Pour the proper amount of oil into the oil fill reservoir.

Remove the dipstick and take another reading. Continue to add oil to the oil fill reservoir until you achieve the proper level.

Replace the dipstick and secure the oil filter cap. Close the hood.

Start your car and check the oil level again while the engine is running.


If your car contains a typical multi-grade oil, such as 5W-30 or 10W-30, you can use most any multi-grade oil to “top off” your oil and bring it up to a proper level. Mixing the viscosity of oil has no effect on the engine. 5W30 and 10W30 are very close in viscosity. Your owner's manual will specify the type of oil to use in your car–such as SAE 5W-30.
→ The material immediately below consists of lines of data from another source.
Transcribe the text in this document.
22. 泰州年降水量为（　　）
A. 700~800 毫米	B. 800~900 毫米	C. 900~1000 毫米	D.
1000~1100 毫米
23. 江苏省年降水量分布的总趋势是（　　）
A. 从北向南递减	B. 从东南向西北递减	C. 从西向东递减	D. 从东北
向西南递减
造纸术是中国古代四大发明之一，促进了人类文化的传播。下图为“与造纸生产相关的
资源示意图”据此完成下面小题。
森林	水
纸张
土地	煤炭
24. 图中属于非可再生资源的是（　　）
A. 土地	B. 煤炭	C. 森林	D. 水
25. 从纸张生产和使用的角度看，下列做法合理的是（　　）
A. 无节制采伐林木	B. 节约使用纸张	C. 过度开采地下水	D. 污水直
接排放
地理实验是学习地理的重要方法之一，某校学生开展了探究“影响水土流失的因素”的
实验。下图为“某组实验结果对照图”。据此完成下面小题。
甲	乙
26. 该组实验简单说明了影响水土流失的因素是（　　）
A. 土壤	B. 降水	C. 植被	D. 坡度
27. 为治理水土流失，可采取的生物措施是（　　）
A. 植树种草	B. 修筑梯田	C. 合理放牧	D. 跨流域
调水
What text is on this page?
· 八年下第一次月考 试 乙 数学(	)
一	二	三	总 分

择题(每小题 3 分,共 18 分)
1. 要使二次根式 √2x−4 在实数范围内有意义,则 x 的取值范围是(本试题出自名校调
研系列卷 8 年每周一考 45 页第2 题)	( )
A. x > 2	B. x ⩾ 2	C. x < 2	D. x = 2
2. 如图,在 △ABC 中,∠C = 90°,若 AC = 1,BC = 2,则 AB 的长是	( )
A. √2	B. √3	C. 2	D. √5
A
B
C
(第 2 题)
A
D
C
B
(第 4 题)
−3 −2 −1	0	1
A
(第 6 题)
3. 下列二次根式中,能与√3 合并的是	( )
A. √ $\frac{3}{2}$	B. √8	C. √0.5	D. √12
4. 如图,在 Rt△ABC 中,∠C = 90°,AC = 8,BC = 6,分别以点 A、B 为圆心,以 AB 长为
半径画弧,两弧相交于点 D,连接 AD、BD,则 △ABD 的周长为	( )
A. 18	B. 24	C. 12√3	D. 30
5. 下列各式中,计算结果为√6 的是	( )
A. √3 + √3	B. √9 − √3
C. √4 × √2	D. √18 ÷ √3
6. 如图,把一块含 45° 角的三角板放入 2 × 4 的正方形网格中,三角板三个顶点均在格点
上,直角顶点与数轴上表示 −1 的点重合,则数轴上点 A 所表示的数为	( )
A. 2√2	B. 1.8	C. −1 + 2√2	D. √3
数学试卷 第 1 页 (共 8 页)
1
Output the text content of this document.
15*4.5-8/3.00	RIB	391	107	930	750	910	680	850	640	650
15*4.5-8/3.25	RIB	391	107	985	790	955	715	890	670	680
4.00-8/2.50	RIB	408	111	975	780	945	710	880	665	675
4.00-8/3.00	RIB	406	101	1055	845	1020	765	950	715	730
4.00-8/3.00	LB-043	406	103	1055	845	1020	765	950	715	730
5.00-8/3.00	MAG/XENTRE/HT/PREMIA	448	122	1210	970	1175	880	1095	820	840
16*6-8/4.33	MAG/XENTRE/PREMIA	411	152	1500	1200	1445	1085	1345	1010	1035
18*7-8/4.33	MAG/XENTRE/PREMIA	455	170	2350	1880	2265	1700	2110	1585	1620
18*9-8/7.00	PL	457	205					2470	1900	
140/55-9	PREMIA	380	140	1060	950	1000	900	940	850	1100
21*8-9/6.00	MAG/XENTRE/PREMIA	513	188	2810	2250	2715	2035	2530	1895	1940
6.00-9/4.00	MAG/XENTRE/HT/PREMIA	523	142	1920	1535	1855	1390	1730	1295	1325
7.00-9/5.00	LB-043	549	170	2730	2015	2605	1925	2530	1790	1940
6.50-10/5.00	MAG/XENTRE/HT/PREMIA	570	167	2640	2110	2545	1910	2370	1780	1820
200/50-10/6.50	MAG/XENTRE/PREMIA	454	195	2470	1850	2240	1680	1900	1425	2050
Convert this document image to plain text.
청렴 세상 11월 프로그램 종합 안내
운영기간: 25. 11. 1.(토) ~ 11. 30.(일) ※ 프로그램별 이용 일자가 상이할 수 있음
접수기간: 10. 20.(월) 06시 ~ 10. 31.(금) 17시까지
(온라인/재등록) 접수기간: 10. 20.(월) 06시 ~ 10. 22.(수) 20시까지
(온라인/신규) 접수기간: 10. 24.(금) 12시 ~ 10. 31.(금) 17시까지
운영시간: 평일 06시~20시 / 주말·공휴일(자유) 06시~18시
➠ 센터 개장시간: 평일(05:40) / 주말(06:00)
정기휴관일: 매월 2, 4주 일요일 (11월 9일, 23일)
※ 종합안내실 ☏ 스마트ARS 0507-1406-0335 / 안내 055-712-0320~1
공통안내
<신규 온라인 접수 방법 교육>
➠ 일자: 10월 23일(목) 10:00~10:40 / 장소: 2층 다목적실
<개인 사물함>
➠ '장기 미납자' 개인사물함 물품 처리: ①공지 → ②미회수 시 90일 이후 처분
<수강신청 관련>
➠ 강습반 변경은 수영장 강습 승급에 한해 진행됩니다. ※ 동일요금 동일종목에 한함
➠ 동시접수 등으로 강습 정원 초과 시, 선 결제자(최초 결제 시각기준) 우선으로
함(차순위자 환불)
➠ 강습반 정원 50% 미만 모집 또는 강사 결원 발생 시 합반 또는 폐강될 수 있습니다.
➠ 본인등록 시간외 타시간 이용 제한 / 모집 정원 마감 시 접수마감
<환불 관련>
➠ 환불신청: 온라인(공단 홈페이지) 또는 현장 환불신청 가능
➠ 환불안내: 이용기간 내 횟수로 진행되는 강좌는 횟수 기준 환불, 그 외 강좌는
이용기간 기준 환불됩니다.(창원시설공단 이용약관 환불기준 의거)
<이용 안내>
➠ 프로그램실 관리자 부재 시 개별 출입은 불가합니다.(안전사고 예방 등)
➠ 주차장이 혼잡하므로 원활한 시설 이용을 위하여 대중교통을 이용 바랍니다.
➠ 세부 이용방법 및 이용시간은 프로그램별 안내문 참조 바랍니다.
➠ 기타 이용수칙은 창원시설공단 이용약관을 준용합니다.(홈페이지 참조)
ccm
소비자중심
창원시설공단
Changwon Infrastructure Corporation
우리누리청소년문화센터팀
“SAE” is the Society of Automotive Engineers, which created a standard for identifying the viscosity characteristics of engine oil. “W” stands for “winter” and indicates the oil’s low temperature viscosity properties; 30 refers to the high temperature or operating viscosity properties. This is an example of a “multi-grade” oil, which allows for operating an engine at both cold and hot temperatures.


Although most multi-grade motor oils are interchangeable and can be used in combination, be wary of randomly mixing mineral (“natural” oil derived strictly from petroleum) and synthetic oils. While mixing multi-grade oils of these two types will rarely cause problems, it’s best to check with an expert beforehand.

Mixing oils such as 5W-30 and 10W-30 should be limited to between-oil changes and in emergencies. Your car’s manufacturer has determined the proper oil for your car. When conducting a total oil change–whether it’s every 3,000 miles or every two years–follow your owner’s manual guidelines.